BY RUSSELL GARDINER
The Last Week
It was the appropriately named Dinah Washington who coined the famous phrase “what a difference a day makes” and the hilarity is heightened as the original version was written by a Mexican. Such a phrase couldn’t be more applicable to the beginning of the Trump administration because every day, the news is more and more interesting. Part of me is anticipating a Northern border wall to keep away those pesky people from Vancouver.
The inauguration was barely over before we were told that climate change, LGBTQ rights pages et al. had been taken off the White House website. After such a turbulent start, those of us who take pleasure from following US politics were transfixed with anticipation. Within a day of the inauguration, the Affordable Care Act was under threat, Trump instructing his minion-like disciples (I’m insinuating that they are sycophantic rather than yellow and talking gibberish) to begin the process of rolling back the reforms of the last 8 years.
By Monday 23rd January, Trump was pulling out of the Trans-Pacific Partnership, and green-lighting the Dakota Pipeline. By Wednesday the wall was on the way; and it wasn’t even the weekend by the time he had banned refugees entering the country. So I think it wouldn’t be too overzealous a claim to say that Trump has had quite a week even by his standards. So that’s where we are right now, but what’s coming next for the administration, how are Trump’s cabinet, Washington and the electorate going to warm to their new commander in chief?
On the campaign trail, Trump certainly promised a lot to his supporters, and he seems eager to deliver his unprecedented agenda. But it’s hard to get away from the fact that he enters the White House as one of the least popular holders of the office of president in the history of US polling, he will need to be radical in order to keep his own support base energised if he wants to stand a chance of re-election in four years.
But in the short to medium term, Trump will have reasonably unbridled access to deliver his wider legislative agenda.
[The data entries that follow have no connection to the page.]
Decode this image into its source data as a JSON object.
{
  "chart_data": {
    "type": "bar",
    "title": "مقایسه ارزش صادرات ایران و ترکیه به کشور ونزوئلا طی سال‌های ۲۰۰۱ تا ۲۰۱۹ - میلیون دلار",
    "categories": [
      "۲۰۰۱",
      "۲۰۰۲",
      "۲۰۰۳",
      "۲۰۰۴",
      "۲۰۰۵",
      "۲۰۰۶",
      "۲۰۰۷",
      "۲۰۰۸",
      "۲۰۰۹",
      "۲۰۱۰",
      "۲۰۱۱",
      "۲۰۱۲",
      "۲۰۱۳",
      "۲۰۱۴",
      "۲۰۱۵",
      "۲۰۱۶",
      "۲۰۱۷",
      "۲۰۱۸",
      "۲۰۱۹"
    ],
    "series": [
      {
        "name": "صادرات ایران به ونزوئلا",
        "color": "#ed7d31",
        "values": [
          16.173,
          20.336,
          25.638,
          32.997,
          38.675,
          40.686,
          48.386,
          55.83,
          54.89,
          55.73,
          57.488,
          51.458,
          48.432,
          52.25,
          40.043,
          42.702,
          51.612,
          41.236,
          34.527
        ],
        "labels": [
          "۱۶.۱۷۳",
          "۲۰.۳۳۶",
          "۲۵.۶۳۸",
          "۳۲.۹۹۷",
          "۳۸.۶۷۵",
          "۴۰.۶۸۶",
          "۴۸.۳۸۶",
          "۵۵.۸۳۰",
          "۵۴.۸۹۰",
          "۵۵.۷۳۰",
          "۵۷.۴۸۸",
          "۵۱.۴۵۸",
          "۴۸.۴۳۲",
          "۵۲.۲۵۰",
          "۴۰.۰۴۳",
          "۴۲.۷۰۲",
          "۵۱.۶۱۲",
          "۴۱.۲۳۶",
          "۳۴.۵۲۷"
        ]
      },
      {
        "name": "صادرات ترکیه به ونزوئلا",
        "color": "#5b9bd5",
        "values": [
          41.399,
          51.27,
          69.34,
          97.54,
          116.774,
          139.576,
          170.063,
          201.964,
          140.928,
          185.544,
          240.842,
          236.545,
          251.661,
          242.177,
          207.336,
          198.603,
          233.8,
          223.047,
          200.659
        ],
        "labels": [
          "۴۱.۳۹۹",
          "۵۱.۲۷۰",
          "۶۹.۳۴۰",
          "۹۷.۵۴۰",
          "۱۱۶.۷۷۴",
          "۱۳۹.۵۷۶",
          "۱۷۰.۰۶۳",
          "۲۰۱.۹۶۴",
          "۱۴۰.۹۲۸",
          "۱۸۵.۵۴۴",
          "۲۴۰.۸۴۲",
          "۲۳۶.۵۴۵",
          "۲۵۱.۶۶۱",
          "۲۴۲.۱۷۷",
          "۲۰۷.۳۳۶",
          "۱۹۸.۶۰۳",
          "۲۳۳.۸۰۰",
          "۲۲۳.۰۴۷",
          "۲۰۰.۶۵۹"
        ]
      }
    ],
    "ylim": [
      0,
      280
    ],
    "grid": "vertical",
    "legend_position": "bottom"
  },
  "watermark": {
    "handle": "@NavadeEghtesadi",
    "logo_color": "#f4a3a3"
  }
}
At the election in November, the Republicans reinforced their strong position in both the House of Representatives and the Senate. A sympathetic legislative branch is of intrinsic importance if the President is to flourish in the role. Trump’s main obstacle could yet be the Supreme Court, some policies such as abortion and also the ban on refugees (if made permanent) could potentially go against legal precedent. Amending abortion legislation established in cases such as Roe v Wade could lead to serious legal challenges and difficulties for Trump. Having said this, there remains a vacancy on the court after Obama was unable to get his nominations through. Trump’s nominee would tip the traditional balance on the court in favour of conservative policies. Changing precedent such as Roe v Wade would still be a huge difficulty, traditional conservatives such as John Roberts have often sided with the more liberal minded side of the court (See National Federation of Independent Business v Sebelius).
Already Trump’s executive orders have proved to be some of the most contentious and controversial of all time. While the protests will likely continue for an indefinite period, in the meantime, it’s also interesting to examine how the relationship between Trump and his cabinet will develop. Will the likes of Mike Pence, James Mattis or Rex Tillerson yield power themselves, shaping their own policy agendas in their respective departments? Or will this instead be a presidency characterised by the cult of the individual (Trump himself)? Most of Trump’s team are from the Washington elite of politics, all have worked in some form of public service over the last decade of their lives. Trump has shown already that he is not keen on tolerating dissenters, acting Attorney General Sally Yates was fired in the first week of the administration, after bringing into question the legality of the ban on Muslims.
The Donald has begun to put forward his first executive orders and his legislative agenda more broadly. Many of the policies: such as the temporary ban on Muslims and refugees and the border wall with Mexico were key to his election back in November, most importantly in the swing states. Such policies are obviously a break with the comparatively liberal agenda of the Obama administration, but they also signal a break with the internationalist agenda that has been applicable since the post-war era. Trump’s administration has carved its name into the history books already; this could yet be a turning point for the United States, not only a turning point where the country turns its back on the liberal internationalist foreign policy agenda, but equally turns its back on the more hawkish foreign policy agenda of George W Bush. By pulling out of the Trans-pacific partnership, is Trump going to be the first president in more than a century that isolates the US from the international community and international law itself?